An example demonstrates how models vary from each other, and over time: last fall, Hurricane Dorian was threatening the eastern and gulf coasts of America. Storm model data is frequently presented in the form of “spaghetti charts”, showing the predictions of multiple models, as shown below. By comparing all the models, the familiar composite “cone of probability” map can be constructed. Early modeling indicated that the storm would most likely cross over Florida and hit the gulf coast. Later models showed, correctly, that it would instead turn north and threaten the Atlantic coast. Models are only an educated “best guess” about the future. The earlier models weren’t “wrong” as much as they were lacking in data.
Using model results
As an engineer, I normally had only a single model to work with. The data going into a model is factual, and can usually only be updated for new readings and corrections. Assumptions, though, are subjective and therefor imprecise. Proper use of a model requires plugging in a range of reasonable values for the parameters (assumptions) and constructing “best case”, “worst case”, and “most likely” conclusions.
Which of these conclusions I stress to a client depends on my own experience and instincts, and whether my client is a buyer or a seller.

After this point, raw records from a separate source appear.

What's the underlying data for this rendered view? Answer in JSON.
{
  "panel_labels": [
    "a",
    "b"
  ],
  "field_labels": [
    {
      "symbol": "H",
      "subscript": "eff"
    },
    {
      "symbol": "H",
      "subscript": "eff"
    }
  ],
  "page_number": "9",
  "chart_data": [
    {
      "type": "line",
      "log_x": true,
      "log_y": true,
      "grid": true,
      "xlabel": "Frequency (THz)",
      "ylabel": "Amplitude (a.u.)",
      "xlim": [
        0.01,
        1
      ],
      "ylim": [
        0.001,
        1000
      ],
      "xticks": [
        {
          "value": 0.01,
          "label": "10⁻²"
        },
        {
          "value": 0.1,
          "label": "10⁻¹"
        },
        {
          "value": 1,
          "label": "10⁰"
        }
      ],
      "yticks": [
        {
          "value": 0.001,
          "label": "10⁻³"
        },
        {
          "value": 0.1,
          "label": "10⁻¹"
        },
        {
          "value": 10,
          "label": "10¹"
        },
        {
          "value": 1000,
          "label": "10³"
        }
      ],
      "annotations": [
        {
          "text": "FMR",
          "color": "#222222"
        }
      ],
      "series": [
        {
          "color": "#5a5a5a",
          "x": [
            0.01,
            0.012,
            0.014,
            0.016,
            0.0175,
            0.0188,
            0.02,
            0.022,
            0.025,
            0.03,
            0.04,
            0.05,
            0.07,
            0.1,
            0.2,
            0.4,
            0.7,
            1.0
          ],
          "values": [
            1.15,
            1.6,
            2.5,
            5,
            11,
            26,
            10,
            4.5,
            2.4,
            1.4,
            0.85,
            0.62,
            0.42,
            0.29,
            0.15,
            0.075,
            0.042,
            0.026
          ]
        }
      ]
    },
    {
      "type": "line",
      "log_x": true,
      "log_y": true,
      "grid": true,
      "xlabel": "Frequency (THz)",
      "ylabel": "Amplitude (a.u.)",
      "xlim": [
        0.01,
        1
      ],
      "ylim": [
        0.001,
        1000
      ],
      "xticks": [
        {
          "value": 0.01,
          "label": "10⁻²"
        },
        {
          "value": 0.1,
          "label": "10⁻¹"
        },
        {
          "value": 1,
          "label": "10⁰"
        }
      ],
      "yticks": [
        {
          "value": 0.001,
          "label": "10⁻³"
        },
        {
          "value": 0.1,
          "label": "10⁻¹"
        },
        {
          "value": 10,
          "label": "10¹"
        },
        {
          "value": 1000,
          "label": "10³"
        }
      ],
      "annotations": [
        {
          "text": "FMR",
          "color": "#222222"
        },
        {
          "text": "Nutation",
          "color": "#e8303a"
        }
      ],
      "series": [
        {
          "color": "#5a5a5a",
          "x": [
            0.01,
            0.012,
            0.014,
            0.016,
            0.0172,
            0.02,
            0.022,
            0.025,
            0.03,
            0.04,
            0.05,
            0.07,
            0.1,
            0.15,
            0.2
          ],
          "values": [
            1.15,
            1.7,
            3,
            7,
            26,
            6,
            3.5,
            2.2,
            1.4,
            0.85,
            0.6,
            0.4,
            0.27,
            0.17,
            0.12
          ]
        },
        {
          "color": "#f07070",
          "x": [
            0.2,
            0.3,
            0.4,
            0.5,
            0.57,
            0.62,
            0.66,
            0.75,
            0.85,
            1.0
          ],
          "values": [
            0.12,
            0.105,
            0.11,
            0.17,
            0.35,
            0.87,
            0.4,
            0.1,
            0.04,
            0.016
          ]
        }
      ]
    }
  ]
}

One reporter at the President’s press conference yesterday asked why, given how good the death prediction seems now, does the number of total cases predicted seem to be so far off? He never really got an answer to that question. The correct answer is that the model is simply not that good for this disease. There are, and always will be, too many unknowns and assumptions for a model like this. If CDC understood the disease better, as they eventually will, they could improve on the results, but they will never be able to account for all the social distance cheating, accidental contacts, boundary violations, and unexpected cures and exacerbations. A model like this can show qualitatively what to expect, but quantitatively, the best that can be expected is a ballpark cone of possibilities.

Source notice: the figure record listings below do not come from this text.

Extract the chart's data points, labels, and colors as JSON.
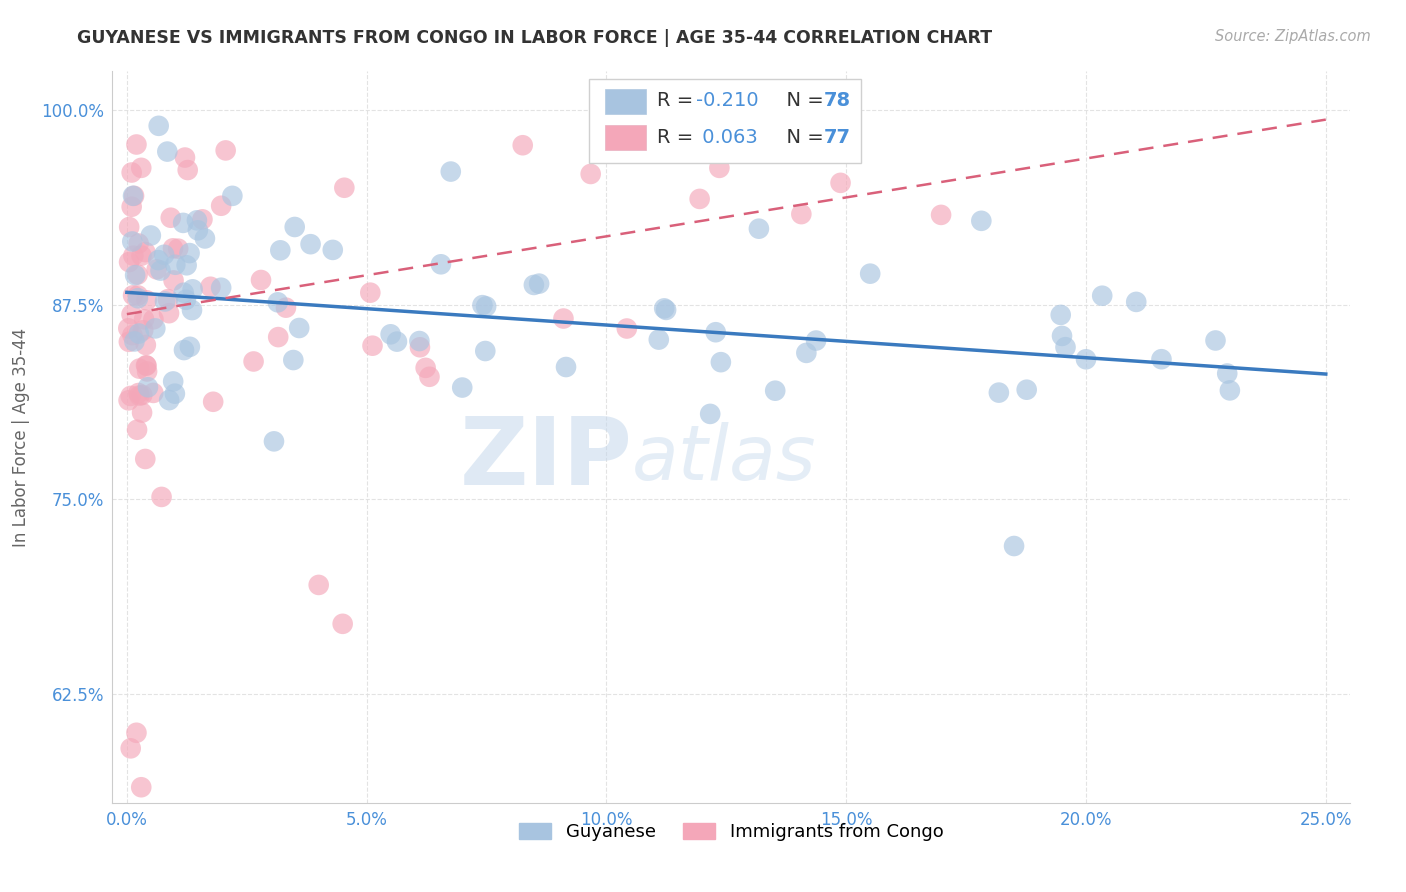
{
  "title": "GUYANESE VS IMMIGRANTS FROM CONGO IN LABOR FORCE | AGE 35-44 CORRELATION CHART",
  "source": "Source: ZipAtlas.com",
  "ylabel": "In Labor Force | Age 35-44",
  "xlim": [
    -0.003,
    0.255
  ],
  "ylim": [
    0.555,
    1.025
  ],
  "xtick_vals": [
    0.0,
    0.05,
    0.1,
    0.15,
    0.2,
    0.25
  ],
  "xticklabels": [
    "0.0%",
    "5.0%",
    "10.0%",
    "15.0%",
    "20.0%",
    "25.0%"
  ],
  "ytick_vals": [
    0.625,
    0.75,
    0.875,
    1.0
  ],
  "yticklabels": [
    "62.5%",
    "75.0%",
    "87.5%",
    "100.0%"
  ],
  "blue_color": "#a8c4e0",
  "pink_color": "#f4a7b9",
  "blue_line_color": "#3a7abf",
  "pink_line_color": "#d9607a",
  "r_blue": -0.21,
  "n_blue": 78,
  "r_pink": 0.063,
  "n_pink": 77,
  "watermark_zip": "ZIP",
  "watermark_atlas": "atlas",
  "watermark_color_zip": "#c5d8ec",
  "watermark_color_atlas": "#c5d8ec",
  "title_color": "#333333",
  "axis_color": "#4a90d9",
  "grid_color": "#e0e0e0",
  "background_color": "#ffffff",
  "blue_intercept": 0.883,
  "blue_slope": -0.21,
  "pink_intercept": 0.869,
  "pink_slope": 0.5
}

Ideally, the government should release all of the results from all models. That is probably never going to happen, because governments realistically have to consider not only facts, but also security, morale, and even political fallout. That is perfectly legitimate when the actual truth is not even known with reasonable certainty. A President, if he’s not a complete political hack, has to strike a balance between urging caution and causing panic, while operating behind the scenes to achieve the best results, however the disease progresses. The CDC, by its nature, is always going to present a pessimistic worst case.